Privacy controversy mars Google Apps rollout at Canadian university

07 Nov Privacy controversy mars Google Apps rollout at Canadian university

For Andrew Brigham, Google’s offer to host Lakehead University’s e-mail system was almost too good to be true. The network administrator for the Thunderbay, Ont.-based university had been struggling with a patchwork of legacy systems and spending half his time just to keep e-mails flowing amongst faculty, students and alumni. When the university finally decided to find a new system to bring together the e-mail servers, many options cost millions of dollars to support the 60,000 users. Then Google came along with its new Google Apps Education Edition and offered to do it all for free. “Administrators don’t like hearing ‘free’,” Brigham says. “It’s hard to get over, because there’s always a catch.” But after thorough review, Brigham and his team decided to do the deal and become the first Canadian school to use Google’s services.
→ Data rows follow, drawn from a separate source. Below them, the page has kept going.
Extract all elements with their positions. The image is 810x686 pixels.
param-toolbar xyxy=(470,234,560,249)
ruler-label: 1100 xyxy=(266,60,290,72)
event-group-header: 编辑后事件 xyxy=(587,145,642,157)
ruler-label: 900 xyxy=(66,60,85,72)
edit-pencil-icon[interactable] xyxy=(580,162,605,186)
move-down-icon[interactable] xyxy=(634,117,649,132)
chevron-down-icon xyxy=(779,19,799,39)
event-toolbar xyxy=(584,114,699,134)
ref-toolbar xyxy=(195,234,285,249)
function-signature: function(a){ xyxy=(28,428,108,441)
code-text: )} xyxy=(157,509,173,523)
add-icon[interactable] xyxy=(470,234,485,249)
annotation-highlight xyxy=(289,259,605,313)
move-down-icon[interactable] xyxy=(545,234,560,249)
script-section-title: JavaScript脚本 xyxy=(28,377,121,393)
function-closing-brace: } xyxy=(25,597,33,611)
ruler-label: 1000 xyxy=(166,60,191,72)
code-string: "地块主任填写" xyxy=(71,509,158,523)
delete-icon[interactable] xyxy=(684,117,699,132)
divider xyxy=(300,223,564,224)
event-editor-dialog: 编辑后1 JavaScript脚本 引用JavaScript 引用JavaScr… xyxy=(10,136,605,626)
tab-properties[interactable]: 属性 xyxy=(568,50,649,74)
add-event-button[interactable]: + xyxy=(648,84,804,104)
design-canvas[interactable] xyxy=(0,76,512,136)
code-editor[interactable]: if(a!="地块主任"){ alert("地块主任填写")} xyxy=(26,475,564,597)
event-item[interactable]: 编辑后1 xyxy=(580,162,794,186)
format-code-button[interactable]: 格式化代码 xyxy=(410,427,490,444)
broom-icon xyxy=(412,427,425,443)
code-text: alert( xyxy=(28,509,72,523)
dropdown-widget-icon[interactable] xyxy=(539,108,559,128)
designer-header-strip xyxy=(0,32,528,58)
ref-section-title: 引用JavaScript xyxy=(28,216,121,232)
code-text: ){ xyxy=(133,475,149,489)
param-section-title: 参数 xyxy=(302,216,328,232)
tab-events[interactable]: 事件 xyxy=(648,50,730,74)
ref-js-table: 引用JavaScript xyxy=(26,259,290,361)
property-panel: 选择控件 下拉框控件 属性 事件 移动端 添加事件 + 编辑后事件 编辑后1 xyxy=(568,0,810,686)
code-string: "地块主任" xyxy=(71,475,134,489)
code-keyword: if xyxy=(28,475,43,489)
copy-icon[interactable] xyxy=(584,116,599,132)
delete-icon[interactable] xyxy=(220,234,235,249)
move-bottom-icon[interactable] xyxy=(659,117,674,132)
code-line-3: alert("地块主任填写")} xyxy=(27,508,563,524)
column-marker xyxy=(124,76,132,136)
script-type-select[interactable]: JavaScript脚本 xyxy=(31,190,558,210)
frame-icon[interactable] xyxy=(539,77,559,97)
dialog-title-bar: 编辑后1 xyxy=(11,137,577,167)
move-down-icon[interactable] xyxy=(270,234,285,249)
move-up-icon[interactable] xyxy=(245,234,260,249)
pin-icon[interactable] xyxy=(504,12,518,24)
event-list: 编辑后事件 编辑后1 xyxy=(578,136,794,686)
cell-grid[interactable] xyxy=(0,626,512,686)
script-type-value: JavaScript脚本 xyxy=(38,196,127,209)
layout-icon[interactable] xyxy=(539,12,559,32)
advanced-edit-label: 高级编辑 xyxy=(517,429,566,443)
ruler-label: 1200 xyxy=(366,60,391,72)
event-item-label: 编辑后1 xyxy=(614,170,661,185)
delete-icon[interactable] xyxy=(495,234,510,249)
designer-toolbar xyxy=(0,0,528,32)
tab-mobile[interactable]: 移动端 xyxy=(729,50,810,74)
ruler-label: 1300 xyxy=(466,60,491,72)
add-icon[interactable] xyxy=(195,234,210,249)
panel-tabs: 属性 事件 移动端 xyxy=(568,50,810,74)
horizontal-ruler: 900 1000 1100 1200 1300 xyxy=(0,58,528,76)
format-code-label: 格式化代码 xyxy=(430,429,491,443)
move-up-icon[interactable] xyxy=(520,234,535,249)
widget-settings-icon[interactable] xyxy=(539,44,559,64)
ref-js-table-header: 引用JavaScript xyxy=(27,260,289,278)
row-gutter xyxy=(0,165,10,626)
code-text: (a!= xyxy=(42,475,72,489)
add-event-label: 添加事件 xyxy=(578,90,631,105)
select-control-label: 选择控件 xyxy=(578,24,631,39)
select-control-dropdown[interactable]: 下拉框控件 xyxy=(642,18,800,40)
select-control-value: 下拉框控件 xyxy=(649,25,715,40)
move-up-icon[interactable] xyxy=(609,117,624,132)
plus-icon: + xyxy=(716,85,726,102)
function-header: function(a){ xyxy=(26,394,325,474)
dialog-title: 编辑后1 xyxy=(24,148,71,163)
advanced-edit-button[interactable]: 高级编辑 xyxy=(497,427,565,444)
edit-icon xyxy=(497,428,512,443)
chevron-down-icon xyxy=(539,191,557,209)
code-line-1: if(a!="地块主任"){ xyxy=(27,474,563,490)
It took just 16 hours of staff time to put the system in place. Since going live in November 2006 the hosted service has run seamlessly and freed IT staff up to work on other projects. The catch came from a non-technical point. Lakehead faculty became concerned with their “” accounts being hosted by a U.S.-based company that would be subject to the U.S. Patriot Act. The anti-terrorism legislation gives the American government great powers to seize data at a whim and can prevent the user from ever knowing they are under investigation. Despite privacy watchdogs saying there is limited threat from the Act, the legislation has still been an obstacle for Google in selling their educational service abroad. Last March, Lakehead faculty entered into arbitration with the university. At the heart of the issue was a perceived threat to academic freedom, says Jim Turk, the executive director of the Canadian Association of University Teachers and lawyer representing the Lakehead faculty.